RE: [greenyes] RE: Env Benefits of Recycling Glass
Glass as aggregate substitute?

Just to put this in perspective:

Cities and towns justify "recycling" glass bottles into gravel by pointing out that it reduces the demand for virgin gravel [or, in MN case, augments dwindling supply].

Gravel mining is indeed a destructive process, but substituting glass for gravel makes hardly a dent. If every shard of the 13 million tons of used container glass generated in the United States were successfully collected up and used as gravel substitute, this would displace less than one half of one percent of the gravel that is mined from quarries and riverbeds each year.
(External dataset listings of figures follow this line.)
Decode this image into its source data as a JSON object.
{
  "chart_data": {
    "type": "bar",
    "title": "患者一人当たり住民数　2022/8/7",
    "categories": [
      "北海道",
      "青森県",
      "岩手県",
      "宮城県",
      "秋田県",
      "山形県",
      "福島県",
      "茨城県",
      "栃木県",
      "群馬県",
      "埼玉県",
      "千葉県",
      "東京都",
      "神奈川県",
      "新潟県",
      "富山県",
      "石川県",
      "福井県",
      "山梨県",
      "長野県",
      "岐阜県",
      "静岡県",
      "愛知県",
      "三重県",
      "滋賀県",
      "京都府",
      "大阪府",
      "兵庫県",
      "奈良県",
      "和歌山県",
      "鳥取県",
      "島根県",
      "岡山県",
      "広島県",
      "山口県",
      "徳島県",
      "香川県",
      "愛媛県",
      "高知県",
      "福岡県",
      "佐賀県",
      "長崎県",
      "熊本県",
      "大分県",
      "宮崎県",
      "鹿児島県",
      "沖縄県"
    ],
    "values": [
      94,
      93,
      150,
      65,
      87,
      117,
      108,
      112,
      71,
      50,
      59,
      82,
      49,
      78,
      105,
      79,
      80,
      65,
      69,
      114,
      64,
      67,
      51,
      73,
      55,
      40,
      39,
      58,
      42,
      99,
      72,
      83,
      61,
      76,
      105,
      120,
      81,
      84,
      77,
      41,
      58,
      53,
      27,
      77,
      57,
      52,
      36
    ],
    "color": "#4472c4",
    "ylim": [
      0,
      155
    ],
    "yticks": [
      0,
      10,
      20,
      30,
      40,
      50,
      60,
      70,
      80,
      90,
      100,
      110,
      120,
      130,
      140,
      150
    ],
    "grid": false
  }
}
Would these savings in gravel consumption compensate for the write-off on the 83 trillion BTUs of energy that was spent to make the bottles and jars from sand in the first place. Energy cannot be recycled. Every glass bottle "recycled" into gravel must be created again.

Is this recycling?


At 04:20 PM 11/05/2003 -0600, Christopher Cloutier wrote:
Here in MN there is an acute gravel shortage. The best and most productive
gravel pits that yielded Class 5 gravel, the class of gravel used in
roadbase, have been paved over and turned into housing development (ah, the
irony). Also, there are "rock poor" counties that have no minable class 5
gravel and have to import it to make roadbase.